Darüber hinaus ist auch der VW-SUV Touareg ins Visier geraten. In der Drei-Liter-TDI-Version ist der Motor nahezu baugleich zum Cayenne. Ob hier ebenfalls eine Betrugssoftware installiert ist, soll nun überprüft werden. Wie es aus dem Volkswagen-Konzern heißt, habe man mit der Behörde eine Korrektur durch ein Software-Update im Rahmen eines Rückrufes vereinbart. Von dem Pressetermin am späten Nachmittag wurde der Volkswagen-Konzern indes offenbar überrascht. Das öffentlichkeitswirksame Vorgehen sei dem Wahlkampf geschuldet, hört man aus dem Konzern. Dobrindt wolle in Zeiten von Dieselskandal und Kartell-Vorwürfen den Aufklärer geben. All das erinnert an einen Donnerstagabend Anfang Juni. Damals ordnete Dobrindt unvermittelt einen Rückruf bei Audi an. 24 000 Autos der Modellreihen A7 und A8 mit V6- und V8-Dieselmotoren müssten in die Werkstatt zum Zwangs-Update, bestimmte der Verkehrsminister. Der Rückruf sorgte für Aufregung bei Audi. Denn eigentlich wollte man das selbst kommunizieren. Dass Dobrindt dem zuvor kam, wurde dem Audi-Management als Schwäche vorgeworfen.

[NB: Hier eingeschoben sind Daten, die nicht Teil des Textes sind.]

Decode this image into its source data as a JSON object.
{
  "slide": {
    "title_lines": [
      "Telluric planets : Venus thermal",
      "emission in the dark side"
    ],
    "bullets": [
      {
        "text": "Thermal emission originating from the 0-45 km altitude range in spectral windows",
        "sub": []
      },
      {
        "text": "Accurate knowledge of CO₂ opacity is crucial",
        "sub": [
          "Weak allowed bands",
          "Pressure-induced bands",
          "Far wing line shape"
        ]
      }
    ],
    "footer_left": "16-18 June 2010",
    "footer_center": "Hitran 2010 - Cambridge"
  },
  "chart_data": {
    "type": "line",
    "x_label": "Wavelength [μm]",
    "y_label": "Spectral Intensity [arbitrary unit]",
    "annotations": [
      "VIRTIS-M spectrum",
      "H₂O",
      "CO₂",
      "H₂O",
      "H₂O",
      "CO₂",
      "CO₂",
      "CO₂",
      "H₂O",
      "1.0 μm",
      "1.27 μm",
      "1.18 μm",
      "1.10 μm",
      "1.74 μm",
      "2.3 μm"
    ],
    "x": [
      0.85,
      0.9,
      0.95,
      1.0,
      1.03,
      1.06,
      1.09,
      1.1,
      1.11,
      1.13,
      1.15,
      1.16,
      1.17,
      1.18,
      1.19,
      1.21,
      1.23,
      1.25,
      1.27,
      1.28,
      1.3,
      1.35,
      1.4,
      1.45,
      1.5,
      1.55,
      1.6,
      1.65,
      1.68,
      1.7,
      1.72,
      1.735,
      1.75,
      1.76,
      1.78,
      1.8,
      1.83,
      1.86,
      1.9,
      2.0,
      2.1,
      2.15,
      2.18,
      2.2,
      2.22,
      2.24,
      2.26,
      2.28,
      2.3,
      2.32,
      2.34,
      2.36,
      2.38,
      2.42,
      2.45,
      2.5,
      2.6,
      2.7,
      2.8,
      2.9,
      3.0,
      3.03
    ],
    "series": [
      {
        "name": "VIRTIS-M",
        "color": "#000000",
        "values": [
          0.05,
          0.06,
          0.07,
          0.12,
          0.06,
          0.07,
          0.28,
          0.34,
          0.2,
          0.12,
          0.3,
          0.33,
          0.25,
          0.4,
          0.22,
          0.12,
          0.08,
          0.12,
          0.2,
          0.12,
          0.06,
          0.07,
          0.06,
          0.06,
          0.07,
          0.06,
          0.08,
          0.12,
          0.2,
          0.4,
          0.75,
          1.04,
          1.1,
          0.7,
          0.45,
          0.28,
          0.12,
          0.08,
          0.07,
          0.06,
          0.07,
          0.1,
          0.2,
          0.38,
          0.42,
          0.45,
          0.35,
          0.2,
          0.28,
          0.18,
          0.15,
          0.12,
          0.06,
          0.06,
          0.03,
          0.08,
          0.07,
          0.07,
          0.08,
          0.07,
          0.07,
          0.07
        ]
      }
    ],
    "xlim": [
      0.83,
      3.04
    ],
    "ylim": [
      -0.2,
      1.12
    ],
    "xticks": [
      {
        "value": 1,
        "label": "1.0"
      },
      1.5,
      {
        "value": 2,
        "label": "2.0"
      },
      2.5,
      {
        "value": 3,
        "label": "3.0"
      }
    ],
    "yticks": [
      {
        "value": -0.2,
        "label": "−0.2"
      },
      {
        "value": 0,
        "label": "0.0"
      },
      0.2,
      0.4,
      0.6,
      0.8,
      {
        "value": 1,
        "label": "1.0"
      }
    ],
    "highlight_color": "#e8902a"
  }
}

Diesmal lief die Information zwischen Politik und Wirtschaft wenigstens ein klein wenig besser. Dobrindt hatte selbst mit Volkswagen-Chef Matthias Müller Kontakt aufgenommen, um ihn über die Entscheidung zu informieren. Dieser habe ihm zugesagt, "dass er vollumfänglich kooperiert", sagte der Verkehrsminister. Zufällig war Müller am Donnerstag auch mit Bundesumweltministerin Barbara Hendricks (SPD) zusammengetroffen. Bei dem Besuch in Wolfsburg lobte die Ministerin die deutsche Ingenieurskunst - um dann gleich einzuschränken: "Im Dieselskandal wurde diese Ingenieurskunst falsch mobilisiert." Müller widersprach nicht.

Der Rückruf setzt auch VW-Chef Müller gehörig unter Druck

Für den VW-Chef wird die Luft nun zunehmend dünn - schließlich war er vorher, bis Herbst 2015, Porsche-Chef. Jeder Vorwurf, der in seinem alten Zuständigkeitsbereich auftaucht, belastet ihn in seinem jetzigen Job. Die betroffenen Modelle sind Autos der Baujahre 2014 bis 2017 - also konstruiert zu einer Zeit, als er Chef war in Stuttgart. Und: Es ist ein neuer Fall, anders als das bei Audi jüngst, anders als das Cayenne-Problem vor zwei Jahren. Als in den USA aufflog, dass der VW-Konzern bei Abgaswerten schummelt, waren bald auch Porsche Cayenne von Rückrufen betroffen. Doch das waren US-Varianten. Nun dreht es sich um Motoren der Abgasklasse Euro 6, also um angeblich ganz saubere. Und die Schummeltechnik ist, wie man aus dem Konzern hört, auch eine andere. Es ist, wenn man so will, ein weiterer Fall aus dem direkten Verantwortungsbereich von Müller. Auch die Staatsanwaltschaft ermittelt seit Kurzem wegen möglicher Abgasmanipulationen. Dabei war er doch geholt worden, um den Dieselsumpf trocken zu legen, hatte auch eine Art Unbedenklichkeitserklärung abgegeben, bevor er nach Wolfsburg wechselte, um die Führung des Gesamtkonzerns zu übernehmen. Bei Porsche in Stuttgart und bei Volkswagen in Wolfsburg geben sie indes weiter die Linie aus: Dieselmotoren kommen von der anderen Konzerntochter, von Audi. Tatsächlich bündelt Audi die Kompetenz in Sachen Diesel-Technik und steht weitgehend im Zentrum, wenn es um den Skandal geht. Porsche-Betriebsrats-Chef Uwe Hück hat deswegen zuletzt massive Kritik an den Audi-Kollegen geübt. "Audi hat uns Diesel-Motoren mit drei Defeat Devices geliefert, also kranke Motoren", sagte er der Bild am Sonntag. "Wir fühlen uns von Audi betrogen." Die Feineinstellung der Motoren macht der Sportwagenbauer indes teils selbst: Die Frage ist also, ob die Ingenieure in Stuttgart das hätten bemerken und melden müssen.